As I tied the rope onto his harness, I asked him if he was nervous or wanted any tips. “Nah man, I got this”, he said in his own special way. His confidence shined through his speech impediment. As he climbed, I fed the rope through the belay device. The higher he climbed the more I realized the importance of this moment. I knew that whether or not he got to the top didn’t matter. I knew that every time he made a move upwards, he was gaining confidence and valuable life skills.
As Tom reached the crux (crux= make it or break it move), he stopped for a second. I wondered what he was thinking about. Right then another student shouted, “You got it, keep going”. Tom reached with one hand and pulled himself up and over the man-made wall. In a few more seconds he was at the top of the wall, nearly 50 feet off of the gym floor. He leaned back in his harness and yelled “I did it, I did it”. The whole group of students and staff erupted in whooping and hollering to celebrate Tom’s success.
As I carefully lowered Tom to the ground I thought about how important this moment was. It wasn’t important because he made good grades or had few absences, which he didn’t.

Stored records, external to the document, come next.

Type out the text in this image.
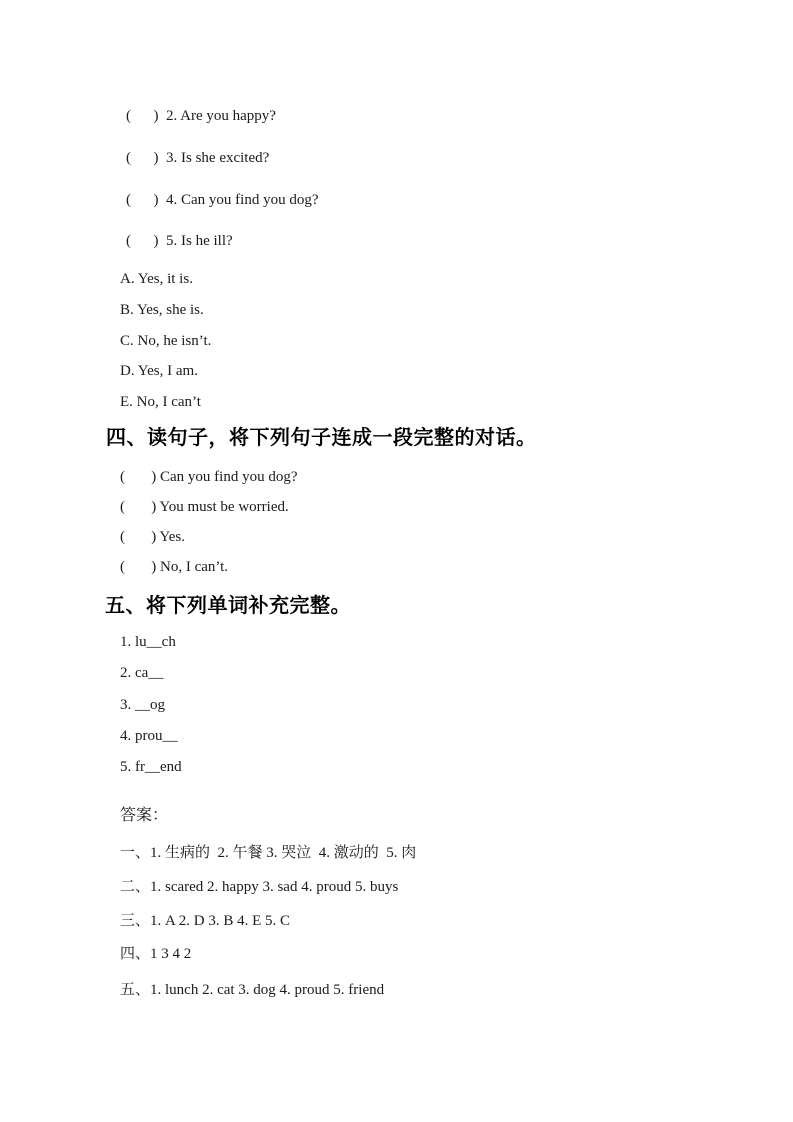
(      )  2. Are you happy?
(      )  3. Is she excited?
(      )  4. Can you find you dog?
(      )  5. Is he ill?
A. Yes, it is.
B. Yes, she is.
C. No, he isn’t.
D. Yes, I am.
E. No, I can’t
四、读句子，将下列句子连成一段完整的对话。
(       ) Can you find you dog?
(       ) You must be worried.
(       ) Yes.
(       ) No, I can’t.
五、将下列单词补充完整。
1. lu__ch
2. ca__
3. __og
4. prou__
5. fr__end
答案：
一、1. 生病的  2. 午餐 3. 哭泣  4. 激动的  5. 肉
二、1. scared 2. happy 3. sad 4. proud 5. buys
三、1. A 2. D 3. B 4. E 5. C
四、1 3 4 2
五、1. lunch 2. cat 3. dog 4. proud 5. friend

It was important because a young man saw what he can do if he tried. He showed determination and follow through. He embraced a challenge that many would shy away from. It was an important moment because Tom was part of a group doing new, fun, and safe activities. He was part of something bigger than just an after-school program. I am confident that he took more from that experience than what I could put in a brief writing.
Tom no longer attends SOS, as he has “aged out”. I see him from time to time at school or the park. I am not sure that his priorities of being a teenager have changed. Though, I am sure that his problem solving skills and willingness to take on challenges have grown through the experience you have just read about.